Are you actually the clients accountant? If not you should not be giving any advice at all to the client.

If you are the accountant then the following are just pointers to consider.

past practice of the existing payment arrangements have caused a valid and legally enforcable contract ragardless as to whether such is in writing.

Variance to the existing arrangments will not go down well with the staff members (or chefs girlfriend). That said, staff are not exactly difficult to find but it is the quality of staff that is difficult to replace. Are these staff members good at what they do?

It sounds as though by more finance they are looking to keep the existing business going rather than expand it and need support for that... The market that the pub is in is not the healthiest so expect that to count against the application (and be reflected in offered interest rates if the financial establishment is willing to consider taking on the risk).

That the pub needs refinancing means (to my understanding) that the pub is not making enough to maintain its existing commitments. Would additional interest payments even if taken over a longer period so reducing immediate outgoings really make that better or just defer the issue?

The business basically has three options, the first two make it look better on paper, the third often needs to be considered even where owners do not wish to look at such :

1) Make more money

2) Reduce costs

3) withdraw from the market

Invariably businesses first look at option (2) where they should be looking more to option (1) or (3).

The scenario you describe the pub manager is running the pub and his income is directly related to profit giving goal congruence. If bad feeling is caused with the manager then if they are responsible for making the pub profitable (or more profitable than it would be without them) they are likely to take their skills elsewhere. (for the hours that they will be doing is sounds as though they are barely making minimum wage anyway!).

Plus of course the owners would have 20% of the pub to buy back from the manager... Is this really a 20% gift or did the manager purchase 20% of the busienss or is this 20% to make up for poor salary?

If the pub is viable then I would suggest using a Kaizen approach of improvement in small incremental steps.

Analyse what the business strengths and weaknesses are using SWOT analysis.

Look at the market that the pub works in using Porters five forces (Be honest in the appraisal. I am not expecting the results of that one to look pretty in the current climate).

Divide each area of the pub down per porters value change and look for synegies that can reduce costs.

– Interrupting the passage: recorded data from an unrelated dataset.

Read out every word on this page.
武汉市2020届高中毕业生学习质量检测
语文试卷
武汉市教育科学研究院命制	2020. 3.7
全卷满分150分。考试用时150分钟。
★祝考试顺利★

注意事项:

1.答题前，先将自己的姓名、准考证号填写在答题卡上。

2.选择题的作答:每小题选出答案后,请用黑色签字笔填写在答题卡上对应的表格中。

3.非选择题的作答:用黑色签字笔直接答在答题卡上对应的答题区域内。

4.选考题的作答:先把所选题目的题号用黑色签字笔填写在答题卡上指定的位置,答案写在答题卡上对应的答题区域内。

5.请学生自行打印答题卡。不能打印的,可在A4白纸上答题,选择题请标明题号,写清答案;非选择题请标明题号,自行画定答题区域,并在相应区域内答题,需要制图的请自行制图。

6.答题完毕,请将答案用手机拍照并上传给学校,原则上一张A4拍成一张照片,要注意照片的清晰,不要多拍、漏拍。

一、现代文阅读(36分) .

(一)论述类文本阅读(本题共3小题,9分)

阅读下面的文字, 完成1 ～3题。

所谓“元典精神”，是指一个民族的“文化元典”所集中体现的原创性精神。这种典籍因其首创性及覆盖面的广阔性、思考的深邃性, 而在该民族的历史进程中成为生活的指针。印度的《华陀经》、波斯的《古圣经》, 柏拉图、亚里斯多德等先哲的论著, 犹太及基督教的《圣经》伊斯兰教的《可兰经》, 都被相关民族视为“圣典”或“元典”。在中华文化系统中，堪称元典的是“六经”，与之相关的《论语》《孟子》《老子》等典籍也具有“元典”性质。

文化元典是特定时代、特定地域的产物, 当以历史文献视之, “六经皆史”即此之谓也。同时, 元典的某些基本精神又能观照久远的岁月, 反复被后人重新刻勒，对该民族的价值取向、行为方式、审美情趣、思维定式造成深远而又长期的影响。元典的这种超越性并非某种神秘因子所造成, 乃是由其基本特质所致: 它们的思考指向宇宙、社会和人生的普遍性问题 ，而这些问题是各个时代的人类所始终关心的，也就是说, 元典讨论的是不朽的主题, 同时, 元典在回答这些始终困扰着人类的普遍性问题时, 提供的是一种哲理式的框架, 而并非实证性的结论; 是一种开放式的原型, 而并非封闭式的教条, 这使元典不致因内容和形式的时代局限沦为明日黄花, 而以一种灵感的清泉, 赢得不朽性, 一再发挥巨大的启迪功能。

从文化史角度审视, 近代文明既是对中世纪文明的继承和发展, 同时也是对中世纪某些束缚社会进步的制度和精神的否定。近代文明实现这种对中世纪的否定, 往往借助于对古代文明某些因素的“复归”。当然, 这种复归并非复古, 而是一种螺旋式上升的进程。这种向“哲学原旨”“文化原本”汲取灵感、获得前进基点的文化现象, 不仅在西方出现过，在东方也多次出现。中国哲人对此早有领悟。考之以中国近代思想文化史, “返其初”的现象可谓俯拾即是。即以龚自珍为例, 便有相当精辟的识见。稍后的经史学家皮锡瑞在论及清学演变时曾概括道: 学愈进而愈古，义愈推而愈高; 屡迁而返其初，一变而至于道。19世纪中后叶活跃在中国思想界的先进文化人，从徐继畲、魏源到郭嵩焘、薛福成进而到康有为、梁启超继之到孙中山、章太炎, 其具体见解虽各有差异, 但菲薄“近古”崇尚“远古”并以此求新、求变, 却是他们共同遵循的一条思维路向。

All in all though do not approach this from the angle that the person making the money is expensive as (a) they are not, and (b) that approach is more alligned to appraoch (3) where one is looking to withdraw from a market.

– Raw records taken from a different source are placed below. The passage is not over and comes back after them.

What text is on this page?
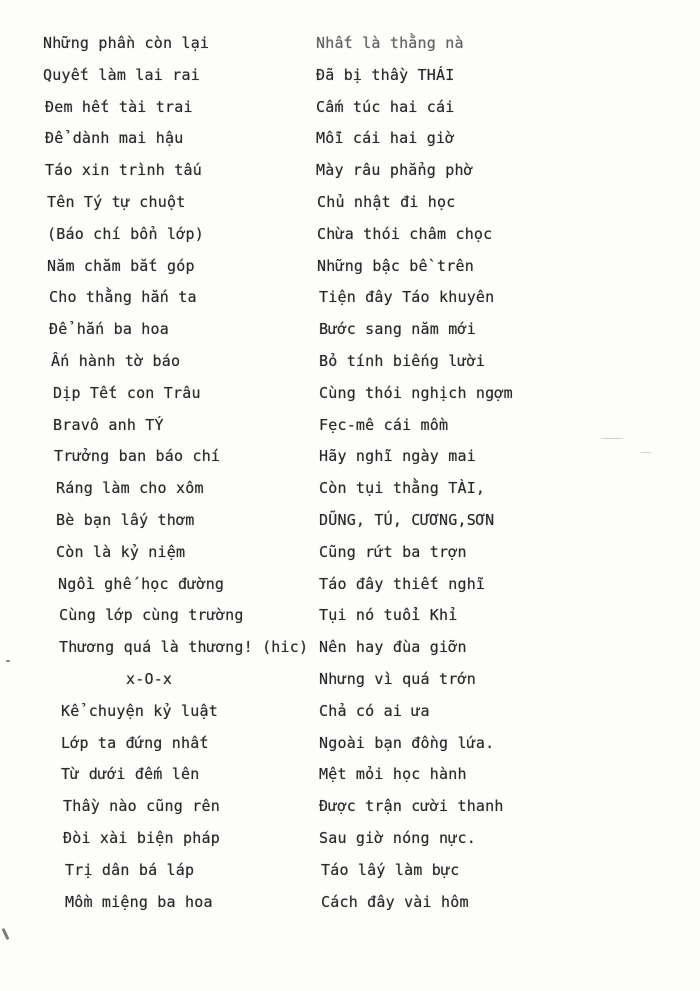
Những phần còn lại
Quyết làm lai rai
Đem hết tài trai
Để dành mai hậu
Táo xin trình tấu
Tên Tý tự chuột
(Báo chí bổn lớp)
Năm chăm bắt góp
Cho thằng hắn ta
Để hắn ba hoa
Ấn hành tờ báo
Dịp Tết con Trâu
Bravô anh TÝ
Trưởng ban báo chí
Ráng làm cho xôm
Bè bạn lấy thơm
Còn là kỷ niệm
Ngồi ghế học đường
Cùng lớp cùng trường
Thương quá là thương! (hic)
x-O-x
Kể chuyện kỷ luật
Lớp ta đứng nhất
Từ dưới đếm lên
Thầy nào cũng rên
Đòi xài biện pháp
Trị dân bá láp
Mồm miệng ba hoa
Nhất là thằng nà
Đã bị thầy THÁI
Cấm túc hai cái
Mỗi cái hai giờ
Mày râu phẳng phờ
Chủ nhật đi học
Chừa thói châm chọc
Những bậc bề trên
Tiện đây Táo khuyên
Bước sang năm mới
Bỏ tính biếng lười
Cùng thói nghịch ngợm
Fẹc-mê cái mồm
Hãy nghĩ ngày mai
Còn tụi thằng TÀI,
DŨNG, TÚ, CƯƠNG,SƠN
Cũng rứt ba trợn
Táo đây thiết nghĩ
Tụi nó tuổi Khỉ
Nên hay đùa giỡn
Nhưng vì quá trớn
Chả có ai ưa
Ngoài bạn đồng lứa.
Mệt mỏi học hành
Được trận cười thanh
Sau giờ nóng nực.
Táo lấy làm bực
Cách đây vài hôm
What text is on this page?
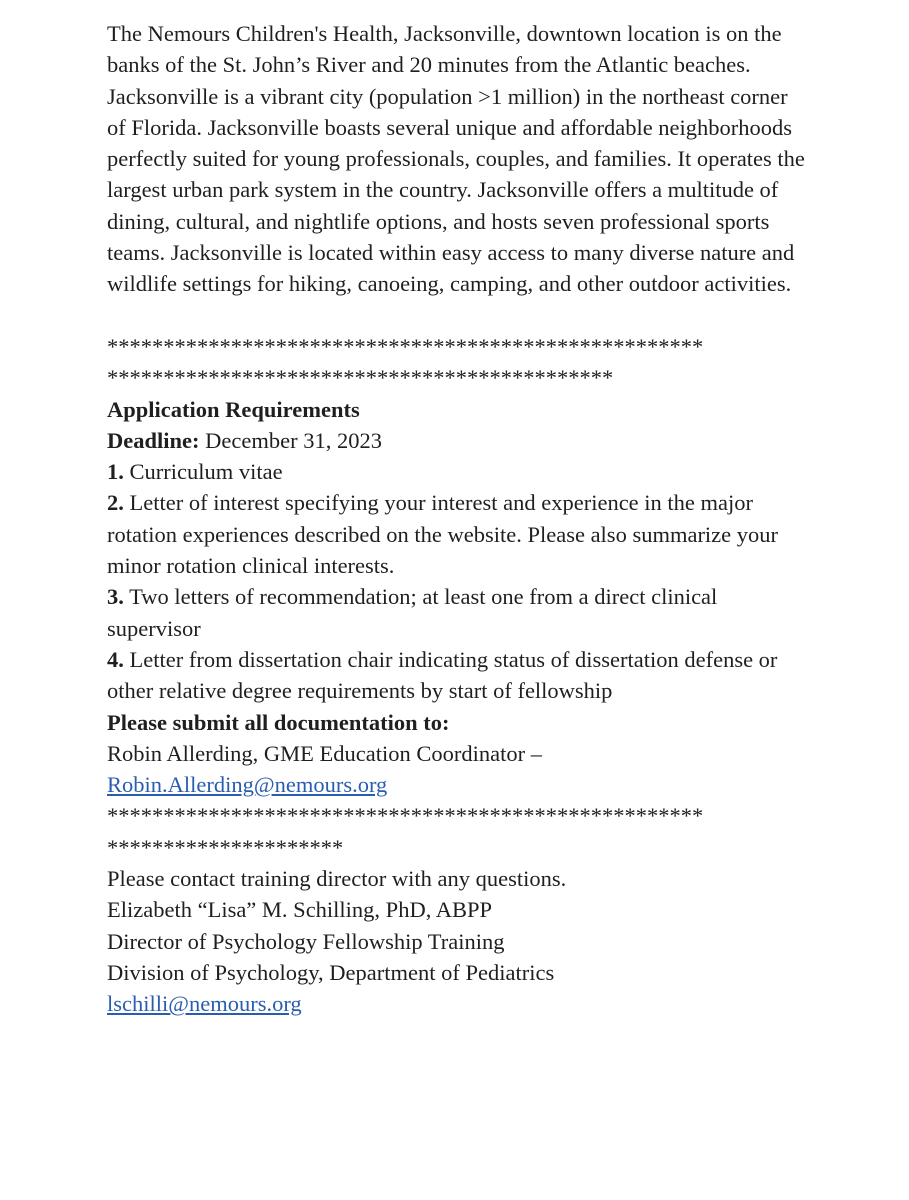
The Nemours Children's Health, Jacksonville, downtown location is on the banks of the St. John’s River and 20 minutes from the Atlantic beaches. Jacksonville is a vibrant city (population >1 million) in the northeast corner of Florida. Jacksonville boasts several unique and affordable neighborhoods perfectly suited for young professionals, couples, and families. It operates the largest urban park system in the country. Jacksonville offers a multitude of dining, cultural, and nightlife options, and hosts seven professional sports teams. Jacksonville is located within easy access to many diverse nature and wildlife settings for hiking, canoeing, camping, and other outdoor activities.

*****************************************************
*********************************************
Application Requirements
Deadline: December 31, 2023
1. Curriculum vitae
2. Letter of interest specifying your interest and experience in the major rotation experiences described on the website. Please also summarize your minor rotation clinical interests.
3. Two letters of recommendation; at least one from a direct clinical supervisor
4. Letter from dissertation chair indicating status of dissertation defense or other relative degree requirements by start of fellowship
Please submit all documentation to:
Robin Allerding, GME Education Coordinator –
Robin.Allerding@nemours.org
*****************************************************
*********************
Please contact training director with any questions.
Elizabeth “Lisa” M. Schilling, PhD, ABPP
Director of Psychology Fellowship Training
Division of Psychology, Department of Pediatrics
lschilli@nemours.org
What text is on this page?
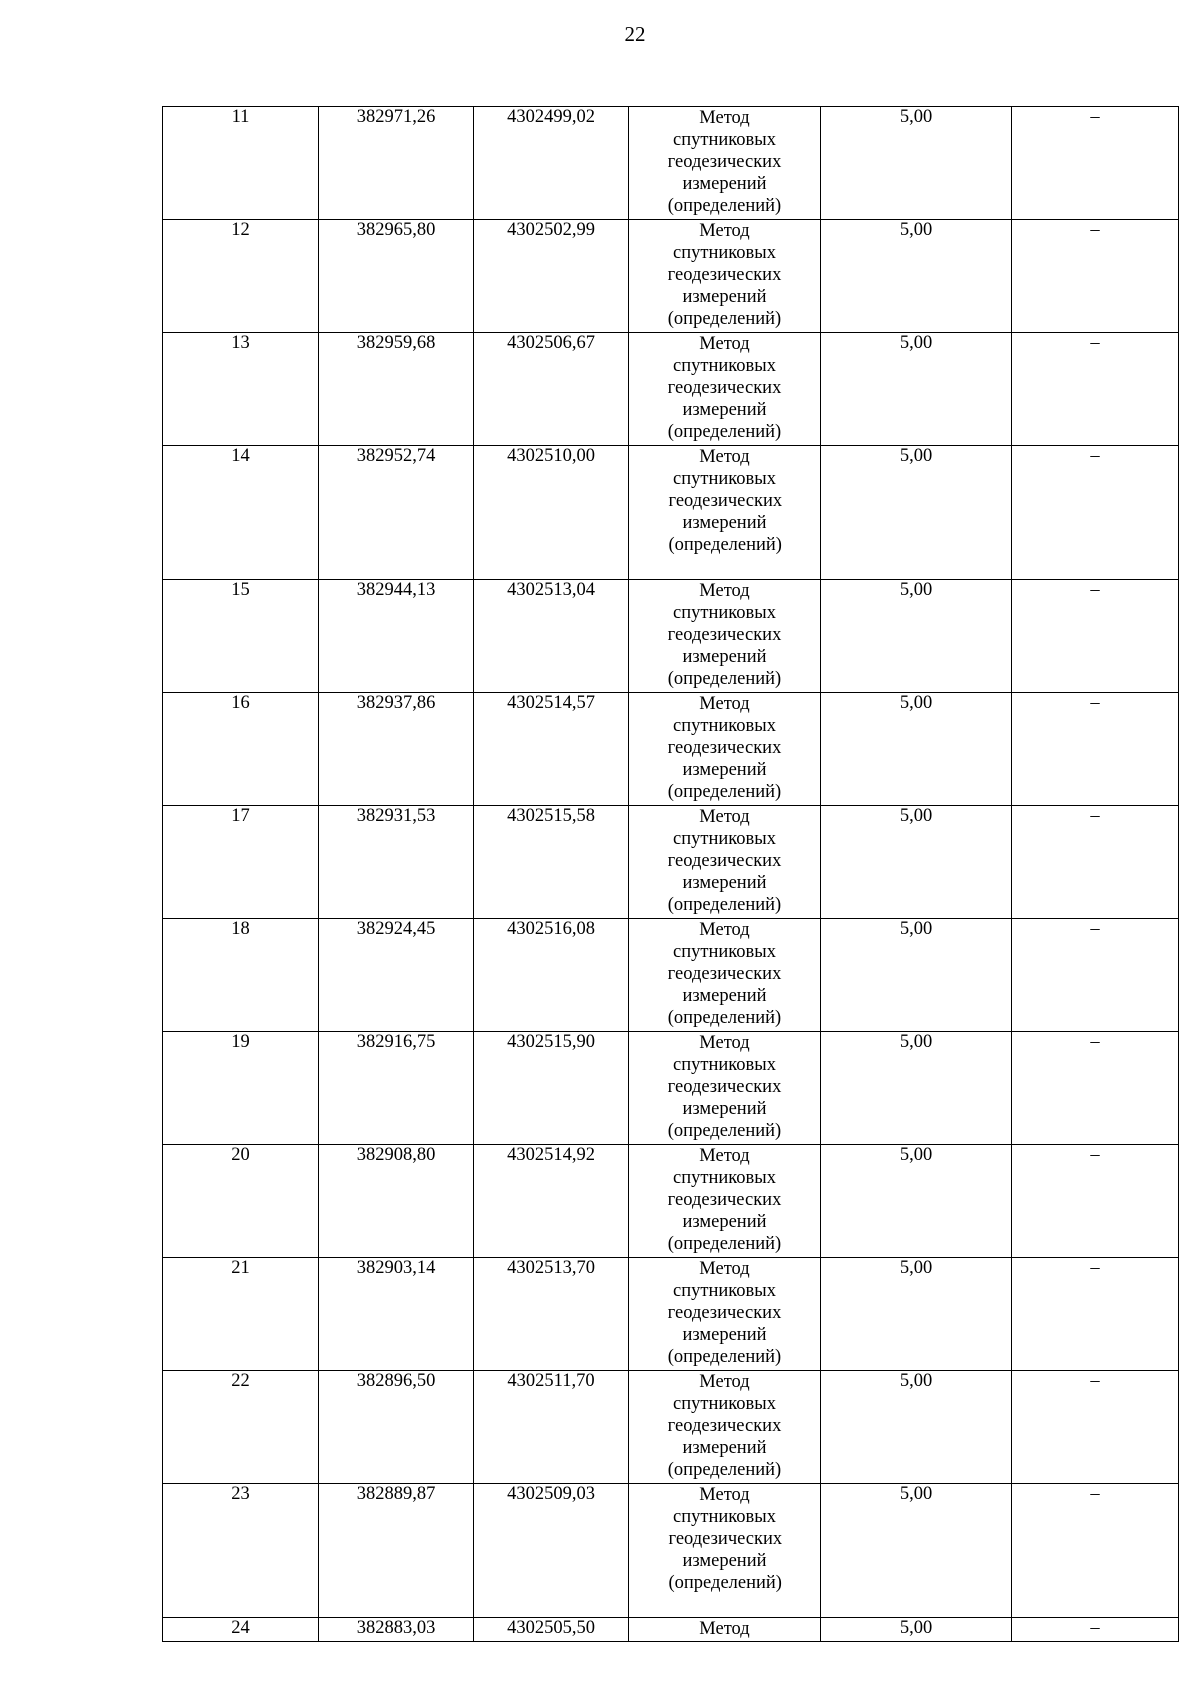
22
11	382971,26	4302499,02	Метод спутниковых геодезических измерений (определений)	5,00	–
12	382965,80	4302502,99	Метод спутниковых геодезических измерений (определений)	5,00	–
13	382959,68	4302506,67	Метод спутниковых геодезических измерений (определений)	5,00	–
14	382952,74	4302510,00	Метод спутниковых геодезических измерений (определений)	5,00	–
15	382944,13	4302513,04	Метод спутниковых геодезических измерений (определений)	5,00	–
16	382937,86	4302514,57	Метод спутниковых геодезических измерений (определений)	5,00	–
17	382931,53	4302515,58	Метод спутниковых геодезических измерений (определений)	5,00	–
18	382924,45	4302516,08	Метод спутниковых геодезических измерений (определений)	5,00	–
19	382916,75	4302515,90	Метод спутниковых геодезических измерений (определений)	5,00	–
20	382908,80	4302514,92	Метод спутниковых геодезических измерений (определений)	5,00	–
21	382903,14	4302513,70	Метод спутниковых геодезических измерений (определений)	5,00	–
22	382896,50	4302511,70	Метод спутниковых геодезических измерений (определений)	5,00	–
23	382889,87	4302509,03	Метод спутниковых геодезических измерений (определений)	5,00	–
24	382883,03	4302505,50	Метод	5,00	–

Really the pub needs to not just look better but actually be better before approaching a financial establishment for refinancing (which I appreciate is the angle that you are coming from). This will take time so if they are looking for immediate refinancing they are already too late for an approach that will take six months plus before seeing any obvious improvements that can, quite litterally, be taken to the bank.

Worst case scenario. If the owners are determined to keep the pub open and they know what they are doing then, if the pub is not paying for itself they need to consider the last option scenario of losing the manager and running the pub themselves... Could they run it better than the manager? Would they lose the existing clientel if the manager left? Can the owners afford to buy back the 20% owned by the manager?

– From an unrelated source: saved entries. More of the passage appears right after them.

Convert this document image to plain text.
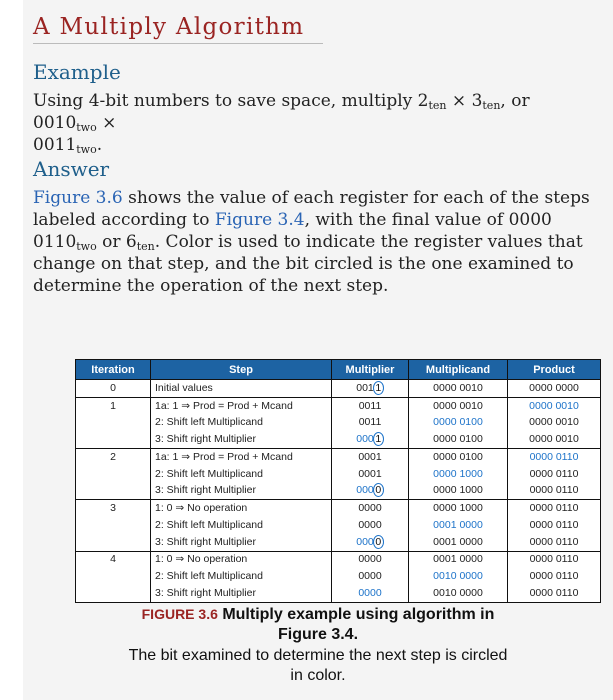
A Multiply Algorithm
Example
Using 4-bit numbers to save space, multiply $2_{ten} \times 3_{ten}$, or $0010_{two}$ ×
$0011_{two}$.
Answer
Figure 3.6 shows the value of each register for each of the steps labeled according to Figure 3.4, with the final value of 0000 $0110_{two}$ or $6_{ten}$. Color is used to indicate the register values that change on that step, and the bit circled is the one examined to determine the operation of the next step.
Iteration	Step	Multiplier	Multiplicand	Product
0	Initial values	001 1	0000 0010	0000 0000
1	1a: 1 ⇒ Prod = Prod + Mcand	0011	0000 0010	0000 0010
	2: Shift left Multiplicand	0011	0000 0100	0000 0010
	3: Shift right Multiplier	000 1	0000 0100	0000 0010
2	1a: 1 ⇒ Prod = Prod + Mcand	0001	0000 0100	0000 0110
	2: Shift left Multiplicand	0001	0000 1000	0000 0110
	3: Shift right Multiplier	000 0	0000 1000	0000 0110
3	1: 0 ⇒ No operation	0000	0000 1000	0000 0110
	2: Shift left Multiplicand	0000	0001 0000	0000 0110
	3: Shift right Multiplier	000 0	0001 0000	0000 0110
4	1: 0 ⇒ No operation	0000	0001 0000	0000 0110
	2: Shift left Multiplicand	0000	0010 0000	0000 0110
	3: Shift right Multiplier	0000	0010 0000	0000 0110
FIGURE 3.6 Multiply example using algorithm in
Figure 3.4.
The bit examined to determine the next step is circled in color.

As I said at the start of this reply. If you are not the accountant do not offer any advice as if you get it wrong you can be sued to put the client back in the position that they would have been in had they not acted upon such advice.

If you are the accountant then the ideas above are simply meant to prompt your own thoughts and should not be confused with or considered advice either to yourself or the business in question.

As mentioned yesterday, be careful not to slip into advocacy. The pub is a client, it is not your business. Ensure that there remains clear demarcation.

Hope that helps to start getting our thinking on the right track with this.

kind regards,

Shaun.

__________________

Shaun

Responses are not meant as a substitute for professional advice. Answers are intended as outline only the advice of a qualified professional with access to all relevant information should be sought before acting on any response given.